Esta versión obtiene la etiqueta ECO de la DGT y homologa un consumo que puede situarse alrededor de los 6 litros cada 100 kilómetros dependiendo de la configuración. Una cifra competitiva teniendo en cuenta que estamos ante un SUV familiar de grandes dimensiones.

Para quienes quieran aprovechar todavía más la electrificación, Honda también dispone de una variante híbrida enchufable e. Mantiene los 184 CV, pero incorpora una batería de mayor capacidad que permite recorrer alrededor de 80 kilómetros utilizando exclusivamente electricidad y consigue la etiqueta CERO.

Un interior que es uno de sus grandes argumentos

Es precisamente al abrir las puertas donde el Honda CR-V consigue marcar diferencias. El fabricante japonés ha apostado por un diseño relativamente sobrio, pero acompañado de buenos materiales, ajustes sólidos y una excelente ergonomía.

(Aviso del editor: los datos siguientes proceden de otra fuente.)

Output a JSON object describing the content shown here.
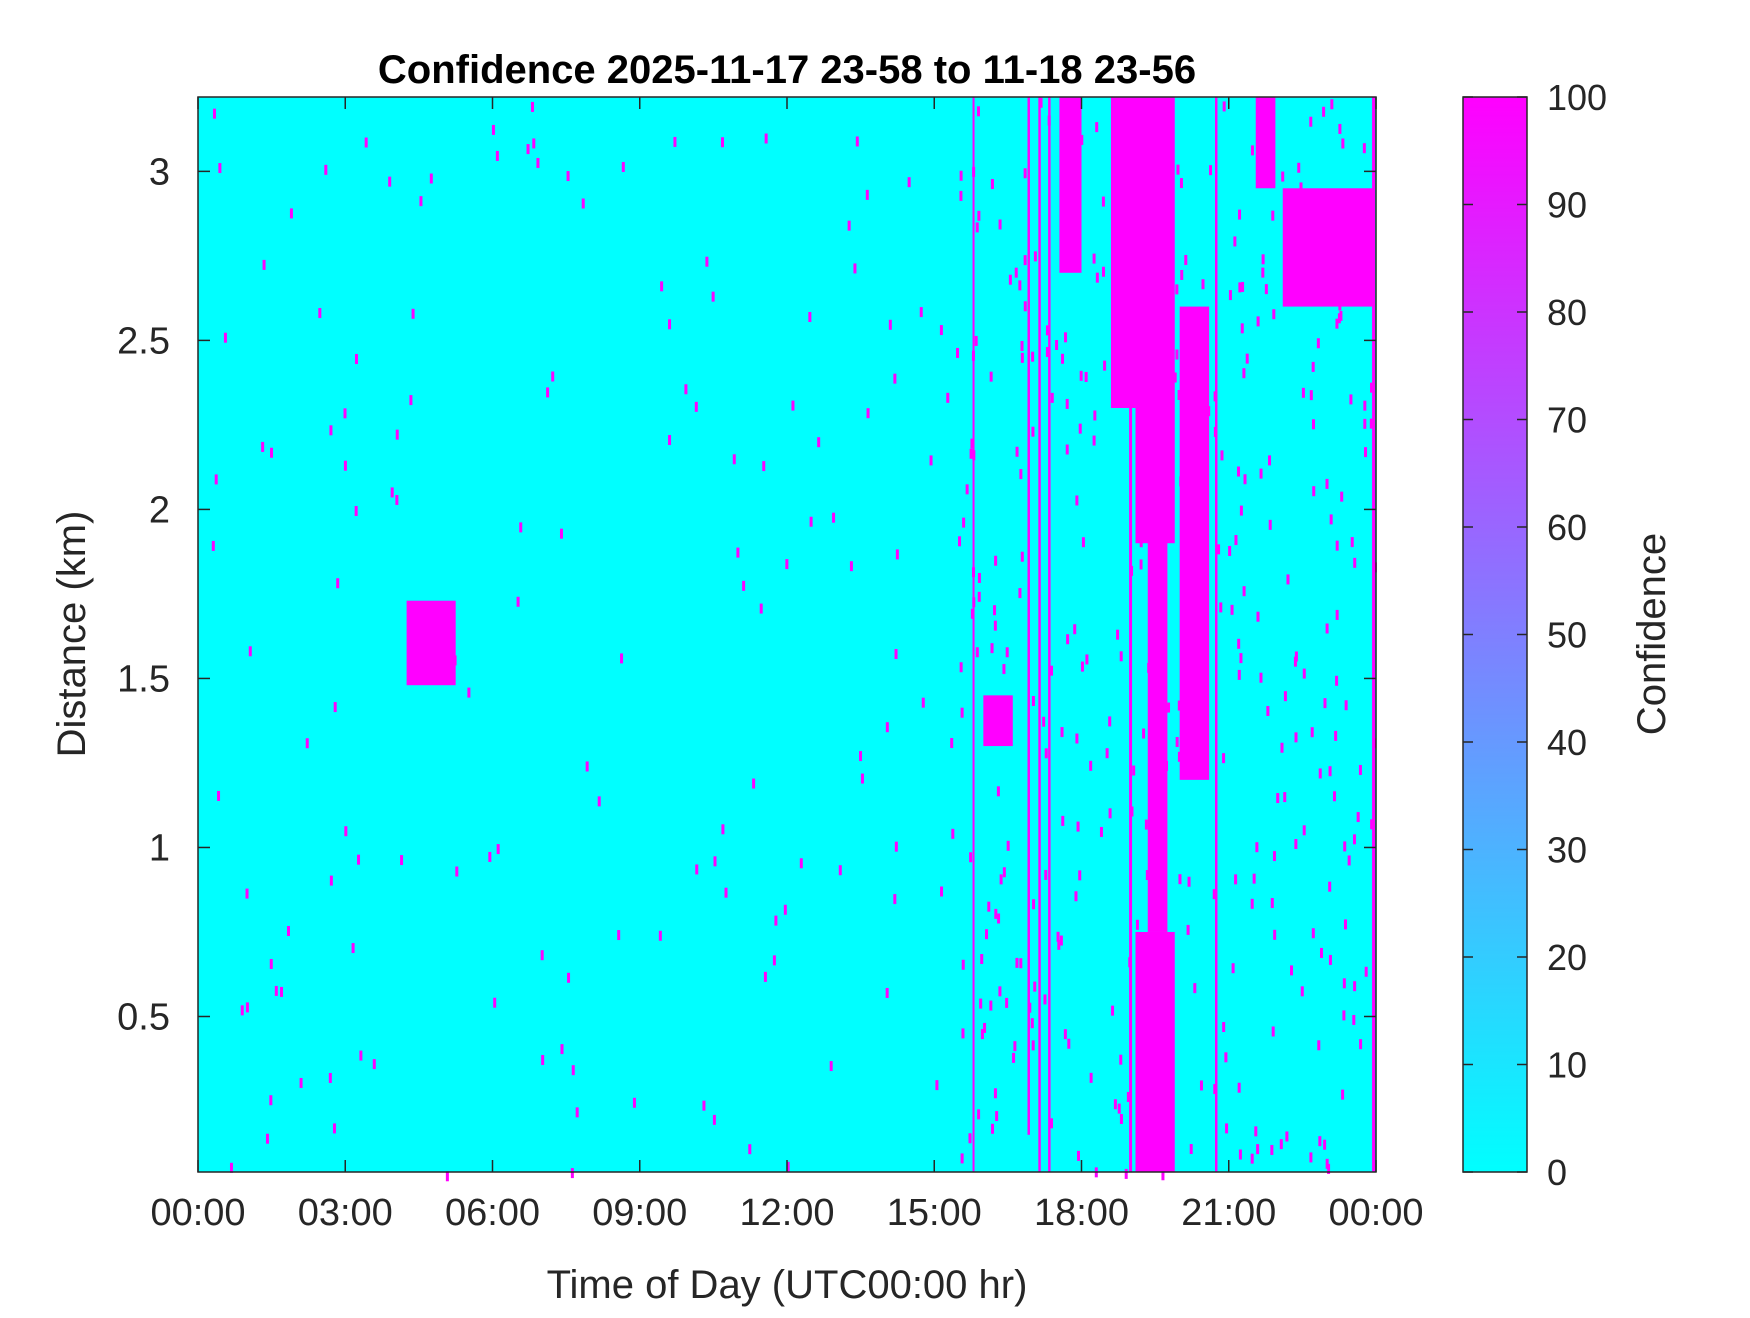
{
  "chart_data": {
    "type": "heatmap",
    "title": "Confidence 2025-11-17 23-58 to 11-18 23-56",
    "xlabel": "Time of Day (UTC00:00 hr)",
    "ylabel": "Distance (km)",
    "xlim_hours": [
      0,
      24
    ],
    "ylim": [
      0.04,
      3.22
    ],
    "x_tick_values": [
      0,
      3,
      6,
      9,
      12,
      15,
      18,
      21,
      24
    ],
    "x_tick_labels": [
      "00:00",
      "03:00",
      "06:00",
      "09:00",
      "12:00",
      "15:00",
      "18:00",
      "21:00",
      "00:00"
    ],
    "y_tick_values": [
      0.5,
      1,
      1.5,
      2,
      2.5,
      3
    ],
    "y_tick_labels": [
      "0.5",
      "1",
      "1.5",
      "2",
      "2.5",
      "3"
    ],
    "colorbar": {
      "label": "Confidence",
      "range": [
        0,
        100
      ],
      "tick_values": [
        0,
        10,
        20,
        30,
        40,
        50,
        60,
        70,
        80,
        90,
        100
      ],
      "tick_labels": [
        "0",
        "10",
        "20",
        "30",
        "40",
        "50",
        "60",
        "70",
        "80",
        "90",
        "100"
      ],
      "low_color": "#00FFFF",
      "high_color": "#FF00FF"
    },
    "background_value": 0,
    "grid": false,
    "high_confidence_regions": [
      {
        "name": "patch",
        "t": [
          4.25,
          5.25
        ],
        "d": [
          1.48,
          1.73
        ],
        "value": 100
      },
      {
        "name": "line",
        "t": [
          15.78,
          15.82
        ],
        "d": [
          0.04,
          3.22
        ],
        "value": 100
      },
      {
        "name": "line",
        "t": [
          16.9,
          16.95
        ],
        "d": [
          0.15,
          3.22
        ],
        "value": 100
      },
      {
        "name": "line",
        "t": [
          17.12,
          17.17
        ],
        "d": [
          0.04,
          3.22
        ],
        "value": 100
      },
      {
        "name": "line",
        "t": [
          17.32,
          17.37
        ],
        "d": [
          0.04,
          3.22
        ],
        "value": 100
      },
      {
        "name": "line",
        "t": [
          18.97,
          19.03
        ],
        "d": [
          0.04,
          3.22
        ],
        "value": 100
      },
      {
        "name": "line",
        "t": [
          20.72,
          20.77
        ],
        "d": [
          0.04,
          3.22
        ],
        "value": 100
      },
      {
        "name": "line",
        "t": [
          23.92,
          23.98
        ],
        "d": [
          0.04,
          3.22
        ],
        "value": 100
      },
      {
        "name": "band",
        "t": [
          18.6,
          19.2
        ],
        "d": [
          2.3,
          3.22
        ],
        "value": 100
      },
      {
        "name": "band",
        "t": [
          19.1,
          19.9
        ],
        "d": [
          1.9,
          3.22
        ],
        "value": 100
      },
      {
        "name": "band",
        "t": [
          20.0,
          20.6
        ],
        "d": [
          1.2,
          2.6
        ],
        "value": 100
      },
      {
        "name": "band",
        "t": [
          19.1,
          19.9
        ],
        "d": [
          0.04,
          0.75
        ],
        "value": 100
      },
      {
        "name": "band",
        "t": [
          19.35,
          19.75
        ],
        "d": [
          0.75,
          2.0
        ],
        "value": 100
      },
      {
        "name": "band",
        "t": [
          21.55,
          21.95
        ],
        "d": [
          2.95,
          3.22
        ],
        "value": 100
      },
      {
        "name": "band",
        "t": [
          22.1,
          23.98
        ],
        "d": [
          2.6,
          2.95
        ],
        "value": 100
      },
      {
        "name": "band",
        "t": [
          17.55,
          18.0
        ],
        "d": [
          2.7,
          3.22
        ],
        "value": 100
      },
      {
        "name": "band",
        "t": [
          16.0,
          16.6
        ],
        "d": [
          1.3,
          1.45
        ],
        "value": 100
      }
    ]
  }
}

El salpicadero combina instrumentación digital con una pantalla multimedia central, manteniendo además controles físicos para algunas de las funciones utilizadas con mayor frecuencia. Una solución que facilita su utilización durante la conducción.

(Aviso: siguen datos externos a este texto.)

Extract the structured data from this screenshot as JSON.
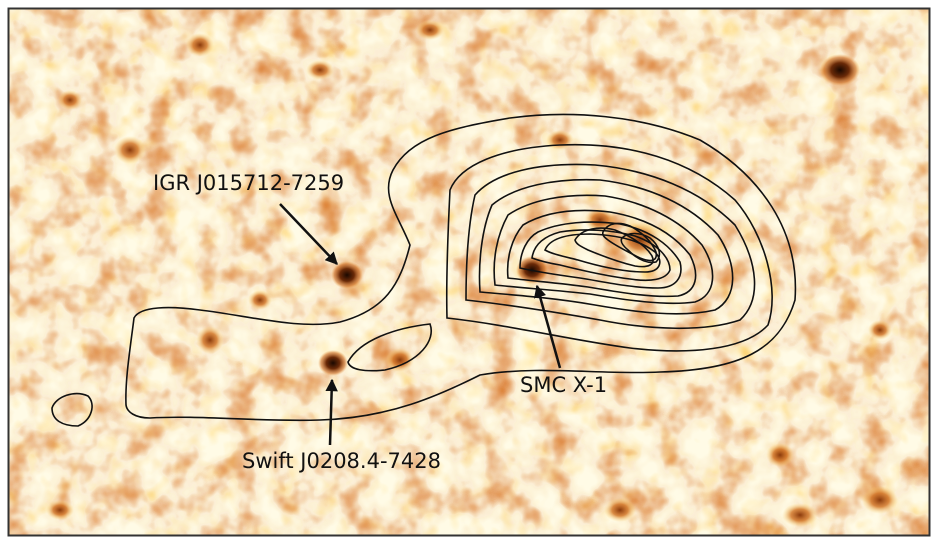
{
  "image": {
    "colormap": [
      "#ffffff",
      "#fff6c8",
      "#ffd873",
      "#f0a040",
      "#c8651a",
      "#6a2a08",
      "#1a0800"
    ],
    "contour_color": "#111111",
    "contour_levels_count": 11,
    "frame_color": "#333333"
  },
  "labels": {
    "igr": "IGR J015712-7259",
    "smc": "SMC X-1",
    "swift": "Swift J0208.4-7428"
  },
  "sources": [
    {
      "name": "IGR J015712-7259",
      "kind": "point-source"
    },
    {
      "name": "SMC X-1",
      "kind": "point-source"
    },
    {
      "name": "Swift J0208.4-7428",
      "kind": "point-source"
    }
  ]
}
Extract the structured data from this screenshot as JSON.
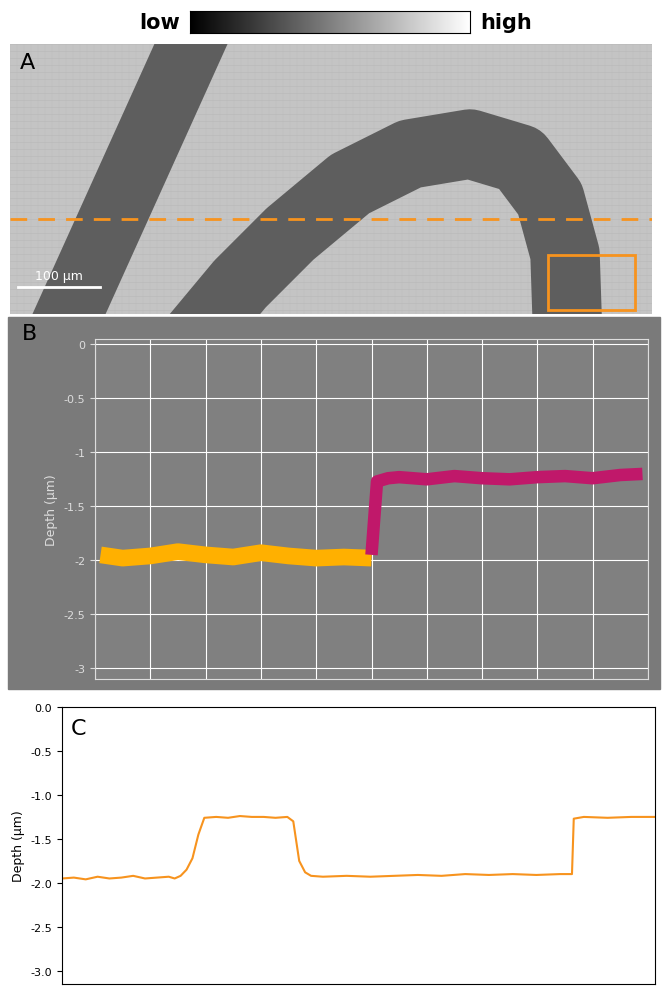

La amplitud es otro de sus puntos fuertes. Los pasajeros posteriores disfrutan de mucho espacio para las piernas y la cabeza, mientras que el maletero supera los 580 litros en determinadas configuraciones. Esto permite transportar cómodamente el equipaje de toda la familia durante unas vacaciones.

A todo ello se suma un elevado nivel de confort. La suspensión está orientada a filtrar las irregularidades del asfalto y el aislamiento acústico permite realizar largos desplazamientos con tranquilidad.

El precio del Honda CR-V es superior al de algunas alternativas generalistas, aunque las promociones pueden hacerlo considerablemente más atractivo. A cambio ofrece 184 CV, etiqueta ECO, mucho espacio, una excelente calidad de rodadura y un habitáculo especialmente cuidado.

Para quienes estén valorando un Toyota RAV4 pero busquen una alternativa con una presentación interior más refinada y un elevado nivel de confort, el Honda CR-V es uno de los SUV híbridos que merece estar entre los primeros candidatos.